# Warranty info please



## stormcruze (Mar 29, 2016)

Hey everyone. I have a quick question. I bought my 2013 Cruze in the Fall of 2014 and did not know the original warranty from GM came with the car ( I emailed GM and asked out of curiosity and they informed me the original warranty followed the car regardless of ownership ). Good news indeed but I have no paperwork on what it covers for example, 3 year 36000 mile etc. Any help would be appreciated. My Cruze now has around 51000 miles and runs great!


----------



## anthonysmith93 (Jul 15, 2015)

stormcruze said:


> Hey everyone. I have a quick question. I bought my 2013 Cruze in the Fall of 2014 and did not know the original warranty from GM came with the car ( I emailed GM and asked out of curiosity and they informed me the original warranty followed the car regardless of ownership ). Good news indeed but I have no paperwork on what it covers for example, 3 year 36000 mile etc. Any help would be appreciated.
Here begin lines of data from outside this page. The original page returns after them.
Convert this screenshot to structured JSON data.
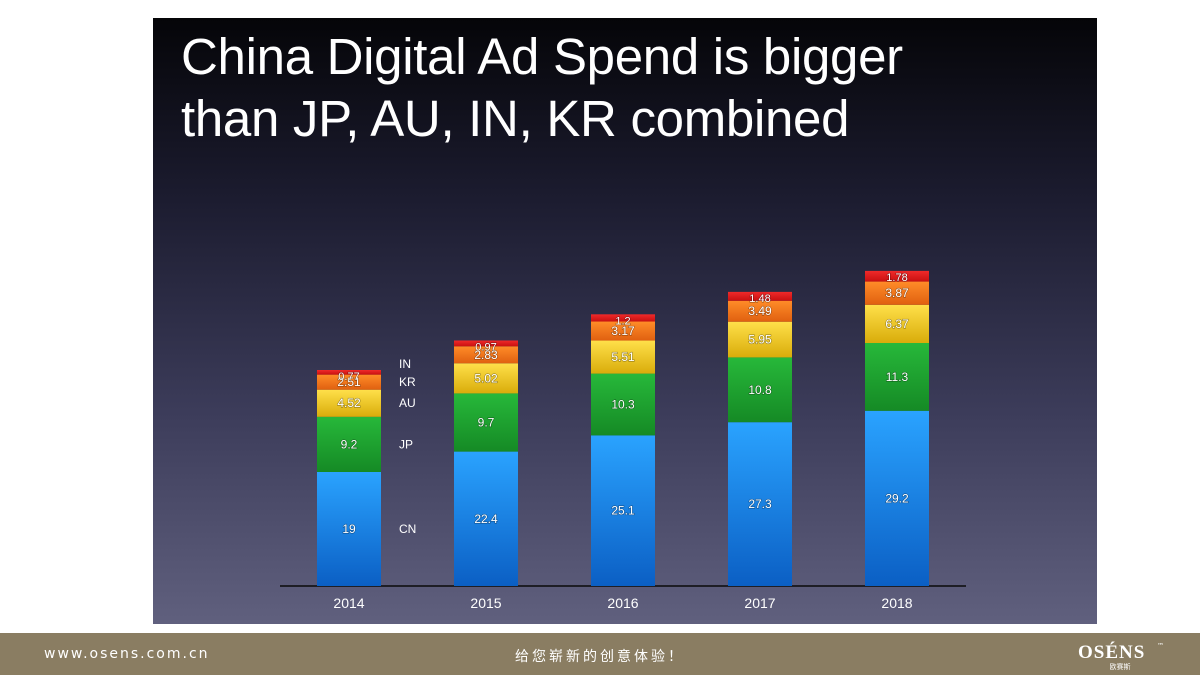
{
  "slide": {
    "title_lines": [
      "China Digital Ad Spend is bigger",
      "than JP, AU, IN, KR combined"
    ]
  },
  "chart_data": {
    "type": "bar",
    "stacked": true,
    "categories": [
      "2014",
      "2015",
      "2016",
      "2017",
      "2018"
    ],
    "series": [
      {
        "name": "CN",
        "color": "#1a82e0",
        "values": [
          19,
          22.4,
          25.1,
          27.3,
          29.2
        ]
      },
      {
        "name": "JP",
        "color": "#1c9e2e",
        "values": [
          9.2,
          9.7,
          10.3,
          10.8,
          11.3
        ]
      },
      {
        "name": "AU",
        "color": "#f2cc12",
        "values": [
          4.52,
          5.02,
          5.51,
          5.95,
          6.37
        ]
      },
      {
        "name": "KR",
        "color": "#f07818",
        "values": [
          2.51,
          2.83,
          3.17,
          3.49,
          3.87
        ]
      },
      {
        "name": "IN",
        "color": "#e31b1b",
        "values": [
          0.77,
          0.97,
          1.2,
          1.48,
          1.78
        ]
      }
    ],
    "data_labels": [
      [
        "19",
        "22.4",
        "25.1",
        "27.3",
        "29.2"
      ],
      [
        "9.2",
        "9.7",
        "10.3",
        "10.8",
        "11.3"
      ],
      [
        "4.52",
        "5.02",
        "5.51",
        "5.95",
        "6.37"
      ],
      [
        "2.51",
        "2.83",
        "3.17",
        "3.49",
        "3.87"
      ],
      [
        "0.77",
        "0.97",
        "1.2",
        "1.48",
        "1.78"
      ]
    ],
    "legend_position": "right of first bar",
    "grid": false,
    "ylim": [
      0,
      52.5
    ],
    "title": "",
    "xlabel": "",
    "ylabel": ""
  },
  "footer": {
    "url": "www.osens.com.cn",
    "slogan": "给您崭新的创意体验！",
    "logo_text": "OSÉNS",
    "logo_tm": "™",
    "logo_sub": "欧赛斯",
    "background": "#8a7d62"
  }
}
My Cruze now has around 51000 miles and runs great!


This should help you some. http://www.cruzetalk.com/forum/9-ge...does-not-cover-under-their-gmpp-warranty.html


----------



## Tomko (Jun 1, 2013)

It would have been covered with a 3/36 bumper to bumper and a Powertrain warranty beyond that.

Unlikely the vehicle has a GMPP.


----------



## obermd (Mar 3, 2012)

Since GM has taken down the warranty info from their site I would PM our @Chevy Customer Care account.


----------



## ChevyGuy (Dec 13, 2014)

stormcruze said:


> Good news indeed but I have no paperwork on what it covers for example, 3 year 36000 mile etc. Any help would be appreciated. My Cruze now has around 51000 miles and runs great!


You're out of B2B warranty, but you still have powertrain left. There wasn't anything in the glovebox? As I recall, it's another booklet much like the owner's manual.


----------



## Eddy Cruze (Jan 10, 2014)

obermd said:


> Since GM has taken down the warranty info from their site I would PM our @*Chevy Customer Care* account.


 I still see full warranty coverage info for 2015 & 2016 as it has been modified. The links to the GMPP have been taken down and are being replaced with 404 Errors or info on the new GMEPP 
Warranty Coverage: Cars, Trucks, SUVs, Vans | Chevrolet


----------